As a general’s daughter in a vast empire that revels in war and enslaves those it conquers, seventeen-year-old Kestrel has two choices: she can join the military or get married. But Kestrel has other intentions. One day, she is startled to find a kindred spirit in a young slave up for auction.
Arin’s eyes seem to defy everything and everyone. Following her instinct, Kestrel buys him—with unexpected consequences. It’s not long before she has to hide her growing love for Arin. But he, too, has a secret, and Kestrel quickly learns that the price she paid for a fellow human is much higher than she ever could have imagined.
Set in a richly imagined new world, The Winner’s Curse by Marie Rutkoski is a story of deadly games where everything is at stake, and the gamble is whether you will keep your head or lose your heart.
Reading The Winner’s Curse is like taking a really deep breath before going underwater because you don’t know when you’re going to remerge. The whole entire book is one big constant what if and what now. Even re-reading it for a fourth time, I find myself completely spellbound by this fantasy world – where no magic exists – that Rutkoski has created.
Originally I was going to do a mini review for both Curse and Crime, as I’m about to start reading the final book, Kiss, but I realized I have too many feelings and there was nothing “mini” about my review.
Kel is one of my favourite YA heroines. She’s not like my other badass favourite, Celaena (from Throne of Glass), who uses her fists and crazy ninja skills more often than logic. Kel, on the other hand, is logical. She’s smart and very tactical, and it’s her desire not to spill blood that makes her highly appealing in a world where it seems that to have a strong YA heroine, she has to be a fighter. She’s also not perfect, and we’re reminded of this with her interactions with Arin. Both of them are fighting for what is best for their people, and at whatever cost that may be, which means a lot of self-sacrificing on their part.
And Arin. Arin, be still my heart. You make me swoon but you make me angry too. Fourth time reading and I still feel shocked at the turn of events halfway through. And that, dear reader, is the hallmark of a great book. These two have so much room to grow that I don’t know if my heart can handle it.
The beauty of The Winner’s Curse is that it’s a book of subtlety. There’s no grandiose or over the top reminders that things are about to get real. The romance is understated and slow burning and you’ll find that most of the time you just really, really, really want Arin and Kestral to just hurry up and fecking kiss already, but at the same time, it’s a huge breath of fresh air.

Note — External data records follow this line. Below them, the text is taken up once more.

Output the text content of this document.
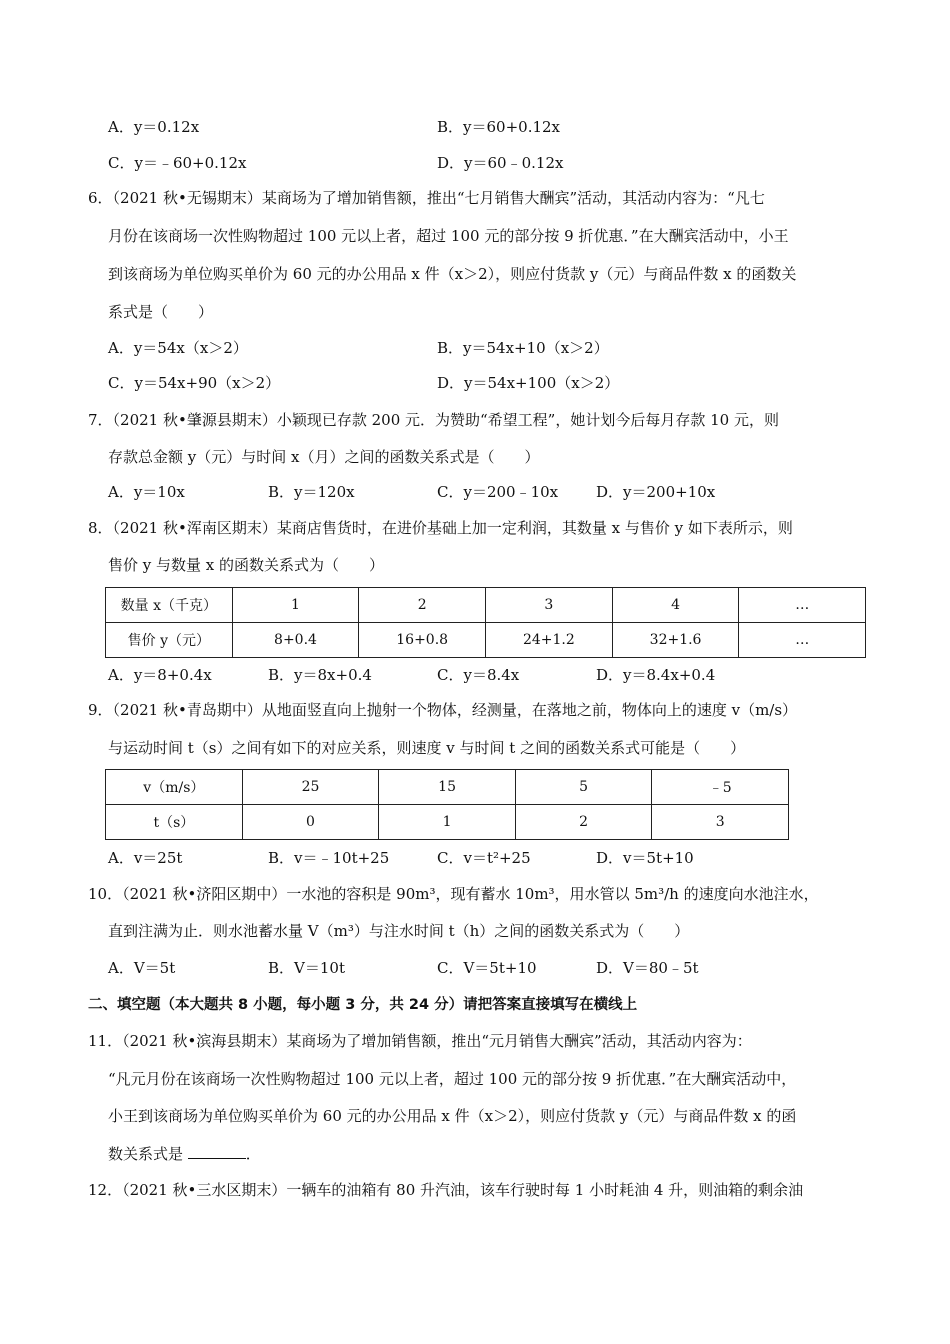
A．y＝0.12x	B．y＝60+0.12x
C．y＝﹣60+0.12x	D．y＝60﹣0.12x
6．（2021 秋•无锡期末）某商场为了增加销售额，推出“七月销售大酬宾”活动，其活动内容为：“凡七
月份在该商场一次性购物超过 100 元以上者，超过 100 元的部分按 9 折优惠．”在大酬宾活动中，小王
到该商场为单位购买单价为 60 元的办公用品 x 件（x＞2），则应付货款 y（元）与商品件数 x 的函数关
系式是（　　）
A．y＝54x（x＞2）	B．y＝54x+10（x＞2）
C．y＝54x+90（x＞2）	D．y＝54x+100（x＞2）
7．（2021 秋•肇源县期末）小颖现已存款 200 元．为赞助“希望工程”，她计划今后每月存款 10 元，则
存款总金额 y（元）与时间 x（月）之间的函数关系式是（　　）
A．y＝10x	B．y＝120x	C．y＝200﹣10x	D．y＝200+10x
8．（2021 秋•浑南区期末）某商店售货时，在进价基础上加一定利润，其数量 x 与售价 y 如下表所示，则
售价 y 与数量 x 的函数关系式为（　　）
数量 x（千克）	1	2	3	4	…
售价 y（元）	8+0.4	16+0.8	24+1.2	32+1.6	…
A．y＝8+0.4x	B．y＝8x+0.4	C．y＝8.4x	D．y＝8.4x+0.4
9．（2021 秋•青岛期中）从地面竖直向上抛射一个物体，经测量，在落地之前，物体向上的速度 v（m/s）
与运动时间 t（s）之间有如下的对应关系，则速度 v 与时间 t 之间的函数关系式可能是（　　）
v（m/s）	25	15	5	﹣5
t（s）	0	1	2	3
A．v＝25t	B．v＝﹣10t+25	C．v＝t²+25	D．v＝5t+10
10．（2021 秋•济阳区期中）一水池的容积是 90m³，现有蓄水 10m³，用水管以 5m³/h 的速度向水池注水，
直到注满为止．则水池蓄水量 V（m³）与注水时间 t（h）之间的函数关系式为（　　）
A．V＝5t	B．V＝10t	C．V＝5t+10	D．V＝80﹣5t
二、填空题（本大题共 8 小题，每小题 3 分，共 24 分）请把答案直接填写在横线上
11．（2021 秋•滨海县期末）某商场为了增加销售额，推出“元月销售大酬宾”活动，其活动内容为：
“凡元月份在该商场一次性购物超过 100 元以上者，超过 100 元的部分按 9 折优惠．”在大酬宾活动中，
小王到该商场为单位购买单价为 60 元的办公用品 x 件（x＞2），则应付货款 y（元）与商品件数 x 的函
数关系式是	．
12．（2021 秋•三水区期末）一辆车的油箱有 80 升汽油，该车行驶时每 1 小时耗油 4 升，则油箱的剩余油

What I also loved was that there was a good mixture of plot and characterisation, so you never felt like as a first book, The Winner’s Curse was an info dump of world building and setting up the next two books. I love that even though it’s a fantasy, there’s not even a hint of magic. It’s really defined a new set of rules for the fantasy genre that will open up the gateways to a whole new set of readers.
Full of unexpectancy, intrigue and the strongest main characters in YA right now, The Winner’s Curse is definitely one for your to-be-read-right-now pile.